Limitations & Future Work

  • LLM-based iterative anonymization involves high computational overhead (limitations remain even after distillation).
  • The DB-bio dataset mostly profiles celebrity biographies, which may not represent all text anonymization scenarios.
  • It assumes a static adversarial model (attacker capabilities remain constant), whereas real-world attackers may evolve.
  • NLP anonymization methods lack formal privacy guarantees, providing only empirical ones.
  • Future directions: Extending the framework to multi-modal data anonymization (e.g., joint image-text anonymization); introducing dynamic adversarial training to allow attackers and defenders to co-evolve.
  • AF (Staab et al., 2024b) pioneered the idea of using LLM adversarial feedback for anonymization; RUPTA builds on this by introducing utility evaluation.
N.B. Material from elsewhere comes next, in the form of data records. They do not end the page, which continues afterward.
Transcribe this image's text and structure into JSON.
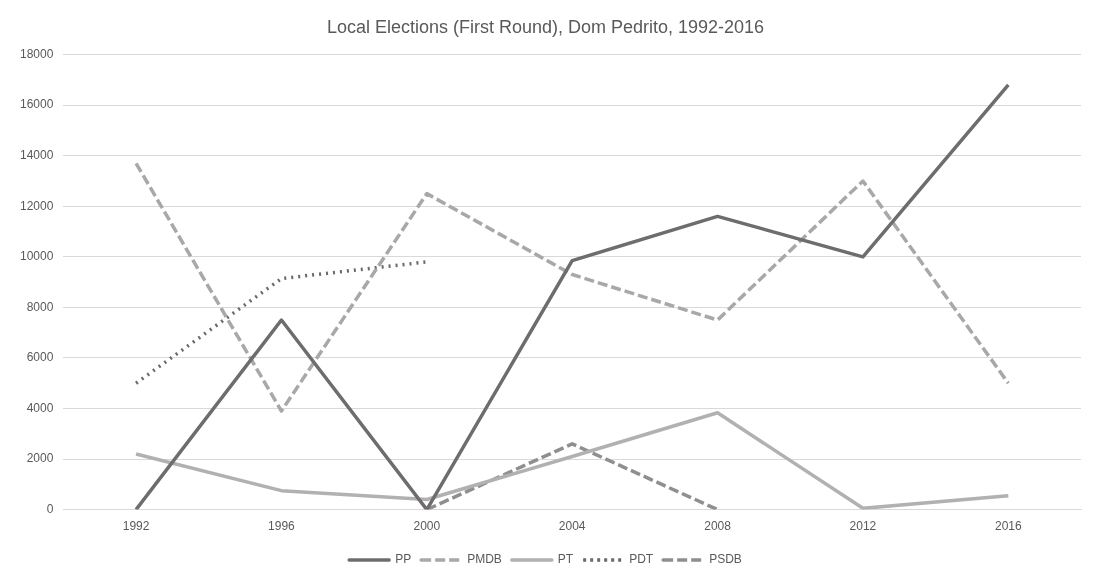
{
  "chart_data": {
    "type": "line",
    "title": "Local Elections (First Round), Dom Pedrito, 1992-2016",
    "categories": [
      "1992",
      "1996",
      "2000",
      "2004",
      "2008",
      "2012",
      "2016"
    ],
    "series": [
      {
        "name": "PP",
        "color": "#6f6c6c",
        "line_style": "solid",
        "values": [
          0,
          7500,
          0,
          9850,
          11600,
          10000,
          16800
        ]
      },
      {
        "name": "PMDB",
        "color": "#a8a8a8",
        "line_style": "dashed",
        "values": [
          13700,
          3900,
          12500,
          9300,
          7500,
          13000,
          5000
        ]
      },
      {
        "name": "PT",
        "color": "#b2b0b0",
        "line_style": "solid",
        "values": [
          2200,
          750,
          400,
          2100,
          3830,
          50,
          550
        ]
      },
      {
        "name": "PDT",
        "color": "#6a6868",
        "line_style": "dotted",
        "values": [
          5000,
          9140,
          9800,
          null,
          null,
          null,
          null
        ]
      },
      {
        "name": "PSDB",
        "color": "#8f8f8f",
        "line_style": "dashed",
        "values": [
          null,
          null,
          0,
          2600,
          0,
          null,
          null
        ]
      }
    ],
    "ylim": [
      0,
      18000
    ],
    "yticks": [
      0,
      2000,
      4000,
      6000,
      8000,
      10000,
      12000,
      14000,
      16000,
      18000
    ],
    "grid": "y",
    "legend": "bottom",
    "marker": "none"
  }
}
  • IncogniText introduces synthetic information to mislead attackers, which instead harms utility most severely.
  • The success of DPO in preference alignment inspired the distillation strategy of this work.
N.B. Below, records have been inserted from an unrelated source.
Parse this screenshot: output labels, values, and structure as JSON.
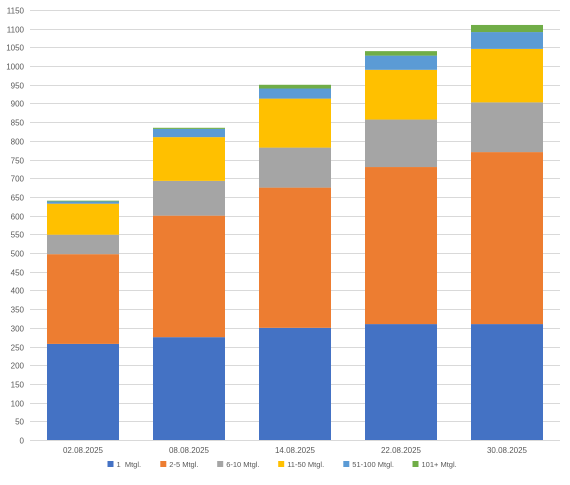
{
  "chart_data": {
    "type": "bar",
    "stacked": true,
    "title": "",
    "xlabel": "",
    "ylabel": "",
    "categories": [
      "02.08.2025",
      "08.08.2025",
      "14.08.2025",
      "22.08.2025",
      "30.08.2025"
    ],
    "ylim": [
      0,
      1150
    ],
    "yticks": [
      0,
      50,
      100,
      150,
      200,
      250,
      300,
      350,
      400,
      450,
      500,
      550,
      600,
      650,
      700,
      750,
      800,
      850,
      900,
      950,
      1000,
      1050,
      1100,
      1150
    ],
    "grid": true,
    "legend_position": "bottom",
    "series": [
      {
        "name": "1  Mtgl.",
        "color": "#4472C4",
        "values": [
          257,
          275,
          300,
          310,
          310
        ]
      },
      {
        "name": "2-5 Mtgl.",
        "color": "#ED7D31",
        "values": [
          240,
          325,
          375,
          420,
          460
        ]
      },
      {
        "name": "6-10 Mtgl.",
        "color": "#A5A5A5",
        "values": [
          52,
          93,
          107,
          127,
          133
        ]
      },
      {
        "name": "11-50 Mtgl.",
        "color": "#FFC000",
        "values": [
          83,
          117,
          131,
          133,
          143
        ]
      },
      {
        "name": "51-100 Mtgl.",
        "color": "#5B9BD5",
        "values": [
          6,
          22,
          27,
          38,
          45
        ]
      },
      {
        "name": "101+ Mtgl.",
        "color": "#70AD47",
        "values": [
          2,
          3,
          10,
          12,
          19
        ]
      }
    ]
  }
}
  • The trade-off between privacy and utility echoes the concept of privacy budget in differential privacy.

Rating

  • Novelty: ⭐⭐⭐⭐ Modeling anonymization as an LO problem and introducing a utility evaluator is a clear innovation, though the overall framework still follows the "LLM iterative optimization" paradigm.
  • Experimental Thoroughness: ⭐⭐⭐⭐⭐ Extremely comprehensive, covering two datasets, multiple LLM backbones, distillation experiments, human evaluations, and visualization analysis.
  • Writing Quality: ⭐⭐⭐⭐ Standard structure, rigorous formal definitions, and intuitive diagrams.
  • Value: ⭐⭐⭐⭐ First systematic study of the relationship between anonymization and downstream utility in LLM-driven scenarios, demonstrating practical viability.